Meine Freundin glitt vor ein paar Wochen plötzlich mitten im Satz ohnmächtig vom Stuhl. Herzerkrankung war mir nicht bekannt, habe aber ihren geschockten Mann sofort energisch aufgefordert sofort als Erstes 112 angerufen, während ich nach ihr sah. Die kamen sehr schnell, sie war auch wieder zu sich gekommen. Während sie mit dem Notarzt sprach, trat jedoch Herzstillstand ein und sie musste reanimiert werden, im RTW später nochmal. Sie hat einen Herzschrittmacher bekommen und keinen Schaden davon getragen. Hätten wir erst an ihr herumuntersucht oder lange überlegt, statt unverzüglich die 112 anzurufen, hätten wir vom zeitlichen Ablauf her mit dem Herzstillstand ohne sofortige ärztliche Hilfe dagestanden und sie hätte das bestimmt nicht überlebt oder Schaden erlitten. Diesen Artikel hatte ich vorher einmal gelesen und bin sehr froh darüber, denn er hat dazu beigetragen, sofort schnell zu handeln.

Ingelore M. Marl

Bei mir steht über kurz oder lang eine Herzklappenerneuerung an Meine Ärztin riet mir ausdrücklich, sie bei einer Ohnmacht aufzusuchen. Deshalb waren Ihre Infos sehr hilfreich.

Bianca K. Heusenstamm

Meine Tochter starb vor 2 Jahren im Alter von 20 während einer Ohnmacht. Diese Ohnmachtsanfälle hatte sie öfter.
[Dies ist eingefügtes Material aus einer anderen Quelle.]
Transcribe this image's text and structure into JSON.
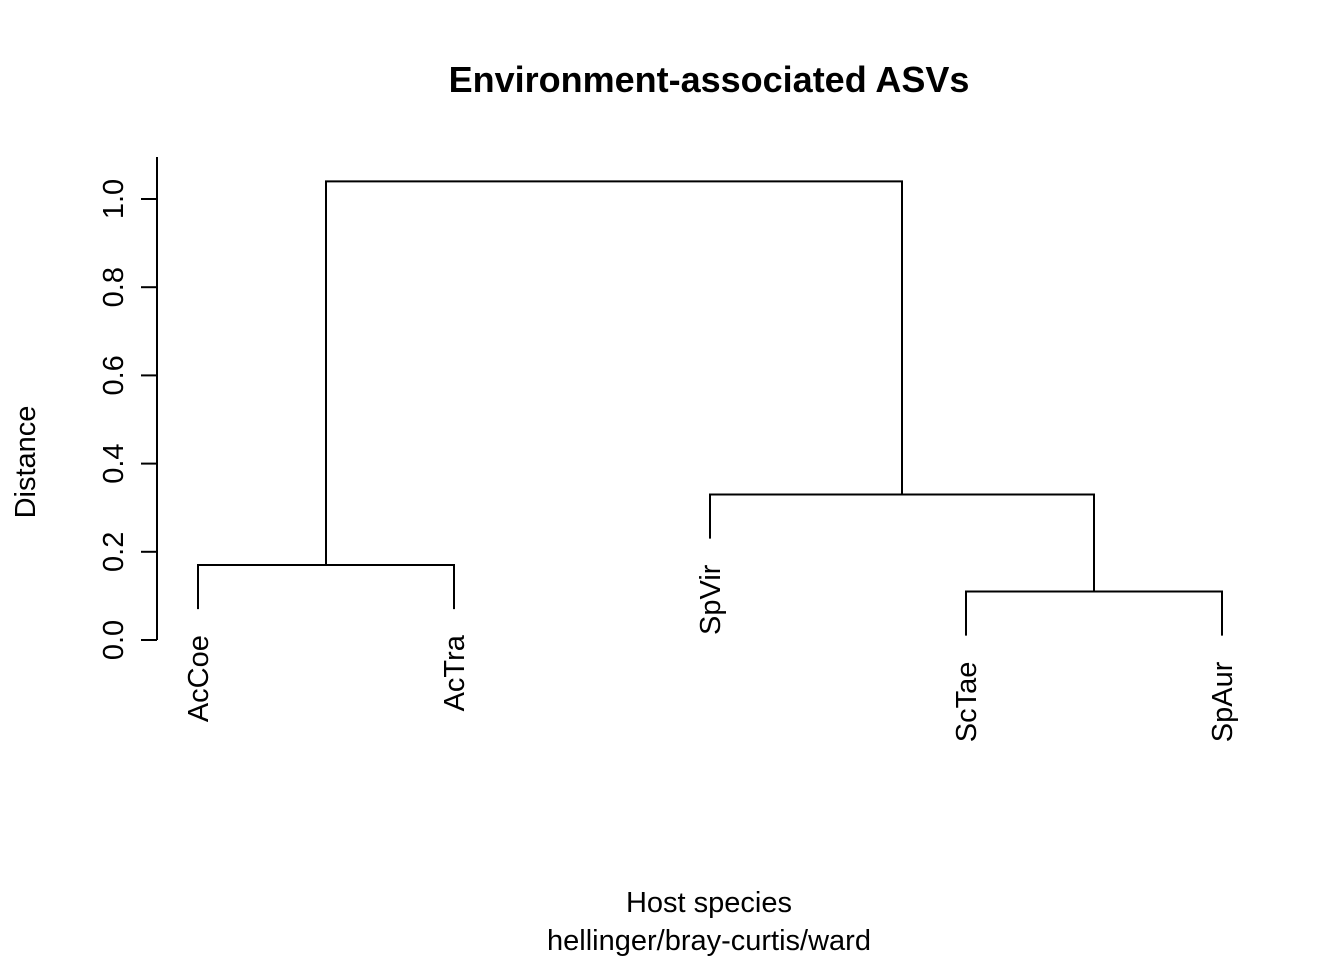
{
  "chart_data": {
    "type": "dendrogram",
    "title": "Environment-associated ASVs",
    "ylabel": "Distance",
    "xlabel": "Host species",
    "subtitle": "hellinger/bray-curtis/ward",
    "ylim": [
      0,
      1.0
    ],
    "yticks": [
      0.0,
      0.2,
      0.4,
      0.6,
      0.8,
      1.0
    ],
    "ytick_labels": [
      "0.0",
      "0.2",
      "0.4",
      "0.6",
      "0.8",
      "1.0"
    ],
    "leaves": [
      "AcCoe",
      "AcTra",
      "SpVir",
      "ScTae",
      "SpAur"
    ],
    "merges": [
      {
        "left": "AcCoe",
        "right": "AcTra",
        "height": 0.17
      },
      {
        "left": "ScTae",
        "right": "SpAur",
        "height": 0.11
      },
      {
        "left": "SpVir",
        "right": "ScTae+SpAur",
        "height": 0.33
      },
      {
        "left": "AcCoe+AcTra",
        "right": "SpVir+ScTae+SpAur",
        "height": 1.04
      }
    ]
  }
}
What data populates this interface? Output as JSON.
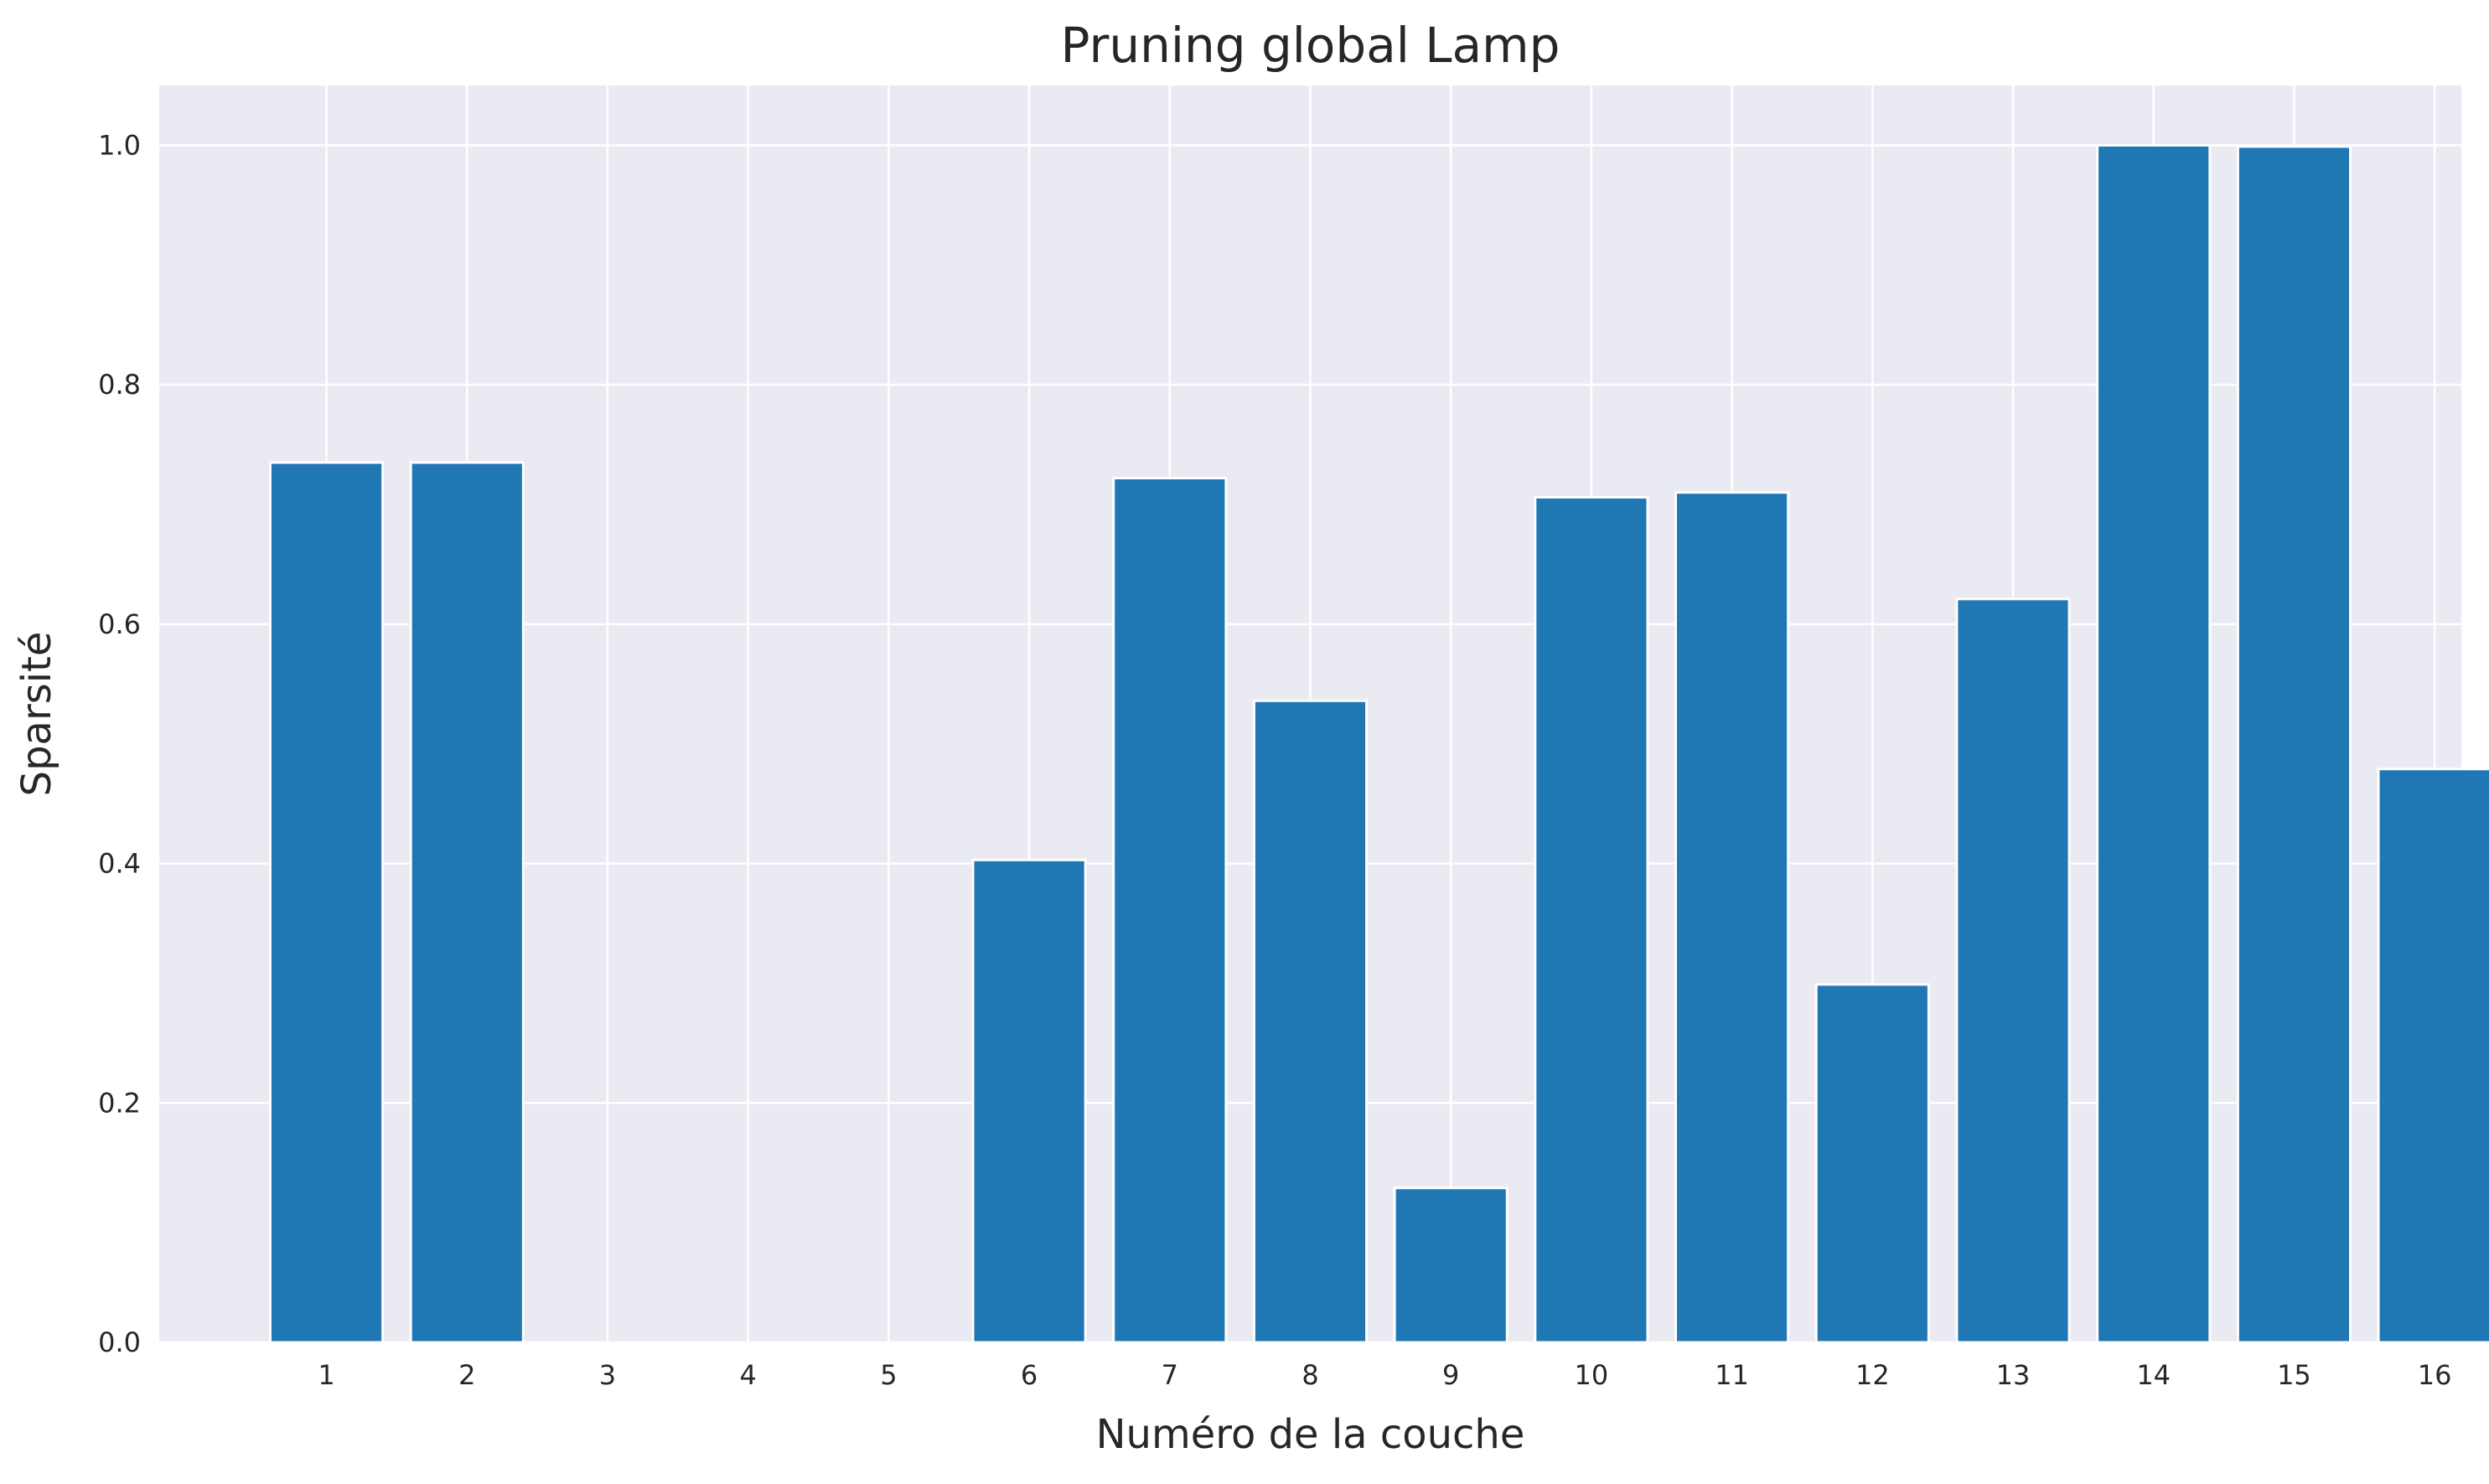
{
  "chart_data": {
    "type": "bar",
    "title": "Pruning global Lamp",
    "xlabel": "Numéro de la couche",
    "ylabel": "Sparsité",
    "categories": [
      "1",
      "2",
      "3",
      "4",
      "5",
      "6",
      "7",
      "8",
      "9",
      "10",
      "11",
      "12",
      "13",
      "14",
      "15",
      "16"
    ],
    "values": [
      0.735,
      0.735,
      0.0,
      0.0,
      0.0,
      0.403,
      0.722,
      0.536,
      0.129,
      0.706,
      0.71,
      0.299,
      0.621,
      1.0,
      0.999,
      0.479
    ],
    "xlim": [
      -0.19,
      16.19
    ],
    "ylim": [
      0,
      1.05
    ],
    "yticks": [
      "0.0",
      "0.2",
      "0.4",
      "0.6",
      "0.8",
      "1.0"
    ],
    "ytick_values": [
      0,
      0.2,
      0.4,
      0.6,
      0.8,
      1.0
    ],
    "grid": true,
    "bar_color": "#1f77b4",
    "background_color": "#eaeaf2",
    "grid_color": "#ffffff"
  }
}
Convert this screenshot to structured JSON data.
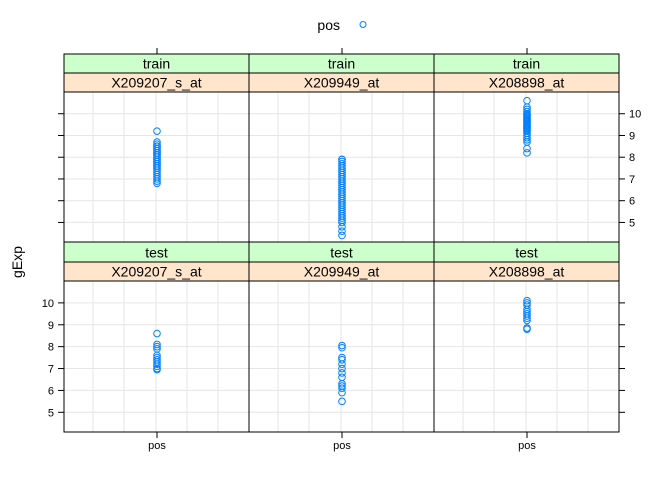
{
  "chart_data": {
    "type": "scatter",
    "layout": "lattice 3 columns x 2 rows",
    "legend": {
      "entries": [
        "pos"
      ],
      "position": "top",
      "color": "#0080ff",
      "marker": "open circle"
    },
    "ylabel": "gExp",
    "xlabel": "",
    "x_categories": [
      "pos"
    ],
    "ylim": [
      4.1,
      11.0
    ],
    "yticks": [
      5,
      6,
      7,
      8,
      9,
      10
    ],
    "grid": true,
    "strip_colors": {
      "outer": "#ccffcc",
      "inner": "#ffe5cc"
    },
    "point_color": "#0080ff",
    "panels": [
      {
        "group": "train",
        "probe": "X209207_s_at",
        "row": "top",
        "column": 1,
        "category": "pos",
        "values": [
          9.2,
          8.7,
          8.6,
          8.5,
          8.5,
          8.4,
          8.4,
          8.3,
          8.3,
          8.2,
          8.2,
          8.1,
          8.1,
          8.0,
          8.0,
          7.9,
          7.9,
          7.8,
          7.8,
          7.7,
          7.7,
          7.6,
          7.6,
          7.5,
          7.5,
          7.4,
          7.3,
          7.2,
          7.1,
          7.0,
          6.9,
          6.8
        ]
      },
      {
        "group": "train",
        "probe": "X209949_at",
        "row": "top",
        "column": 2,
        "category": "pos",
        "values": [
          7.9,
          7.9,
          7.8,
          7.7,
          7.6,
          7.5,
          7.4,
          7.3,
          7.2,
          7.1,
          7.0,
          6.9,
          6.8,
          6.7,
          6.6,
          6.5,
          6.4,
          6.3,
          6.2,
          6.1,
          6.0,
          5.9,
          5.8,
          5.7,
          5.6,
          5.5,
          5.4,
          5.3,
          5.2,
          5.1,
          5.0,
          4.8,
          4.6,
          4.4
        ]
      },
      {
        "group": "train",
        "probe": "X208898_at",
        "row": "top",
        "column": 3,
        "category": "pos",
        "values": [
          10.6,
          10.3,
          10.2,
          10.1,
          10.0,
          9.95,
          9.9,
          9.85,
          9.8,
          9.75,
          9.7,
          9.65,
          9.6,
          9.55,
          9.5,
          9.45,
          9.4,
          9.35,
          9.3,
          9.25,
          9.2,
          9.1,
          9.0,
          8.9,
          8.8,
          8.7,
          8.4,
          8.2
        ]
      },
      {
        "group": "test",
        "probe": "X209207_s_at",
        "row": "bottom",
        "column": 1,
        "category": "pos",
        "values": [
          8.6,
          8.1,
          8.0,
          7.9,
          7.6,
          7.5,
          7.4,
          7.3,
          7.2,
          7.1,
          7.0,
          6.95
        ]
      },
      {
        "group": "test",
        "probe": "X209949_at",
        "row": "bottom",
        "column": 2,
        "category": "pos",
        "values": [
          8.05,
          7.95,
          7.5,
          7.4,
          7.2,
          7.0,
          6.8,
          6.6,
          6.3,
          6.2,
          6.1,
          5.9,
          5.5
        ]
      },
      {
        "group": "test",
        "probe": "X208898_at",
        "row": "bottom",
        "column": 3,
        "category": "pos",
        "values": [
          10.1,
          10.0,
          9.9,
          9.7,
          9.6,
          9.5,
          9.4,
          9.3,
          9.2,
          8.85,
          8.8
        ]
      }
    ]
  }
}
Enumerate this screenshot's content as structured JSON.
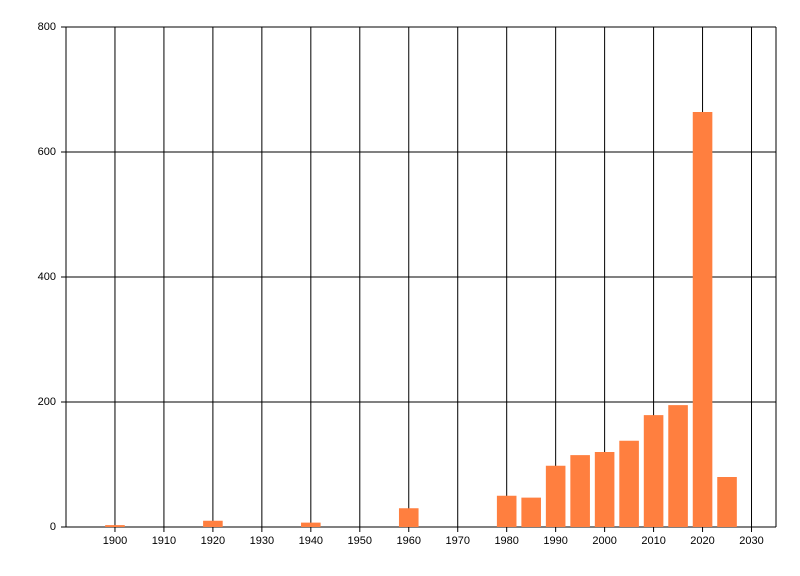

Wir waren auch mit ihr im Krankenhaus und bei anderen Ärzten. Leider wurde an der falschen Stelle, nämlich im Kopf, nach der Ursache gesucht. Dass es auch am Herzen liegen kann, wurde uns nicht gesagt. Dieser Newsletter hilft uns, das Geschehene besser zu verstehen.

Dietmar H. Hohenwart

Die Infos sind sehr hilfreich, vor allem die für das Gespräch mit dem Arzt.